About half way through dinner last night it started to rain, monsoon rain, sheets of water punctuated by lightening and roaring thunder. About fifteen minutes walk from the hotel we had no chance but to make a run for it…I spotted a stripy big golfing umbrella en route back and we did a quick detour to purchase it. It helped, sort of. The road up to our place was dark, I’d forgotten the torch again (!) and we must have stepped ankle deep into every water filled pothole along the road that was already mimicking a grade II white water river. We were laughing and soaked when we eventually stumbled in through the door to the undisguised amusement of the guys working there. It continued to rain all night, but by morning had eased off and the clouds were starting to lift. We went to visit Devi’s falls which in the photos looked like a river cutting through a shallow gorge then following majestically over the rocks below. After the night’s enthusiastic downpour we arrived to see an impressive churning mass of water careering around over the tops of the gorge, swamping half the viewing platform as the waves fought desperately to make it down the gap below.

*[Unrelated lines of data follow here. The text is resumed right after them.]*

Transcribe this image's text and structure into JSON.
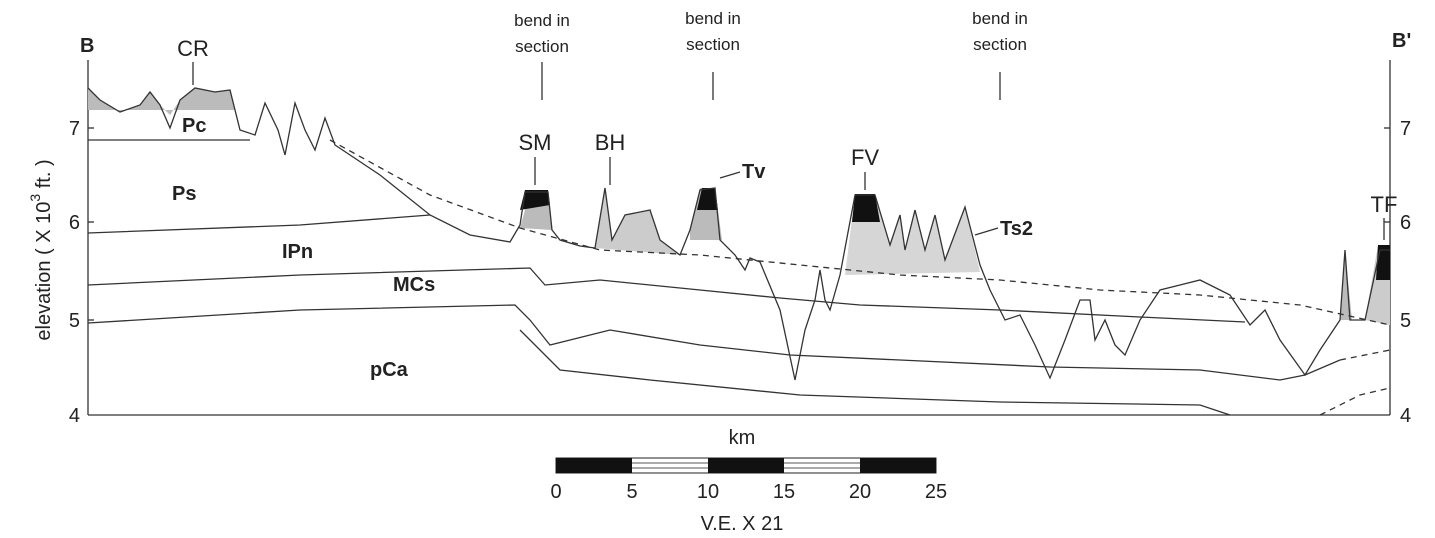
{
  "section": {
    "start_label": "B",
    "end_label": "B'"
  },
  "y_axis": {
    "title": "elevation ( X 10",
    "exponent": "3",
    "unit": " ft. )",
    "left_ticks": [
      "7",
      "6",
      "5",
      "4"
    ],
    "right_ticks": [
      "7",
      "6",
      "5",
      "4"
    ]
  },
  "annotations": [
    {
      "lines": [
        "bend in",
        "section"
      ]
    },
    {
      "lines": [
        "bend in",
        "section"
      ]
    },
    {
      "lines": [
        "bend in",
        "section"
      ]
    }
  ],
  "features": [
    {
      "label": "CR"
    },
    {
      "label": "SM"
    },
    {
      "label": "BH"
    },
    {
      "label": "Tv"
    },
    {
      "label": "FV"
    },
    {
      "label": "Ts2"
    },
    {
      "label": "TF"
    }
  ],
  "units": [
    {
      "label": "Pc"
    },
    {
      "label": "Ps"
    },
    {
      "label": "IPn"
    },
    {
      "label": "MCs"
    },
    {
      "label": "pCa"
    }
  ],
  "scale_bar": {
    "title": "km",
    "ticks": [
      "0",
      "5",
      "10",
      "15",
      "20",
      "25"
    ],
    "note": "V.E. X 21"
  }
}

After the falls we went to visit the International Mountaineering museum, a vast building devoted partly to the different casts and ethnic groups in Nepal and partly to the climbers and expeditions to the vast number of 8000m+ peaks in the Himalayas. It must have come as some what of a surprise to the locals, after generations of them had been happily traversing the Himalayas through valleys and mountain passes, to encounter (after they reopened their borders in 1948), a generation of European mountaineers obsessed with climbing to the tops of all the peaks, only to photograph themselves, and then walk all the way back down. Reading the stories some of the ascents must have been a real labour of love. As our guide Krishna yesterday said offhandedly, “Climbing Everest these days is easy, they even leave the ladders up the ice walls for you!” None-the-less I think a valley trek between tea houses maybe slightly more in the realms of my comfort zone!

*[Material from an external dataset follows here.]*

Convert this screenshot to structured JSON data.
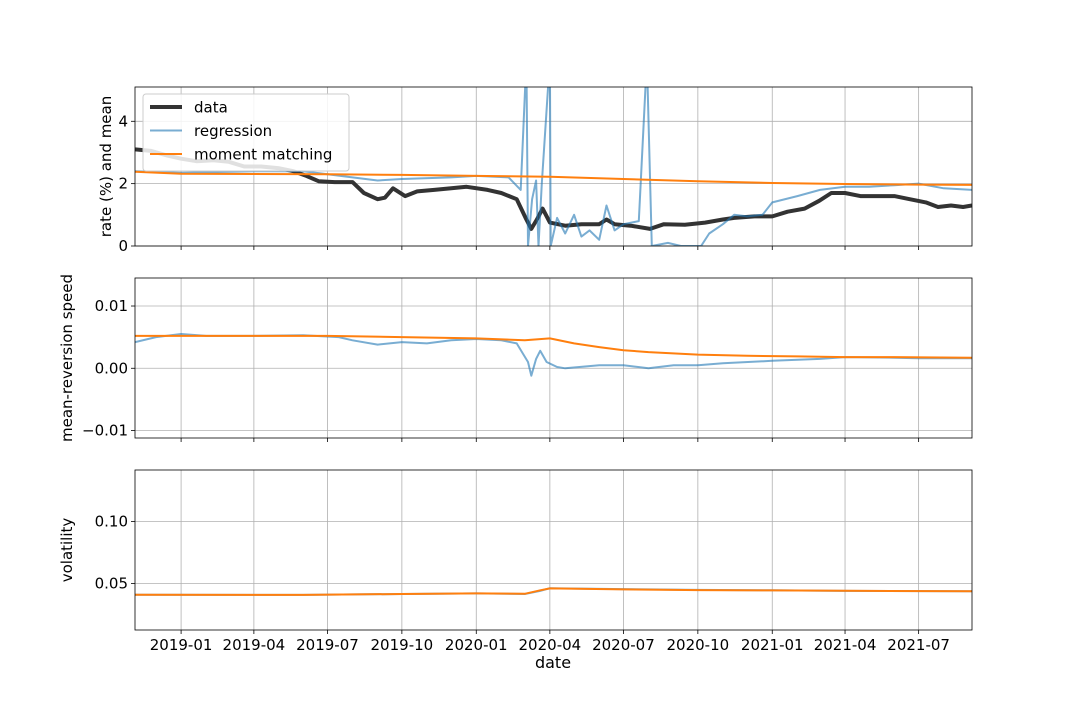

This afternoon we’ve been strolling lazily around Old Pokara, a world away from the tourist cafe lined streets of Lakeside. Traditional Newari houses line the roads, tiny Hindu temples, basket weaving shops, tailors mending clothes on ancient Singer sewing machines on the pavements, the odd cow sleeping in the centre of the road being avoided carefully by the otherwise gun-ho buses and mopeds! A group of four local boys were playing the popular game in the photo, it’s a little like pool but with flat round disks that are flicked into holes on the corner, ingenious, simple and far harder to play than it looks!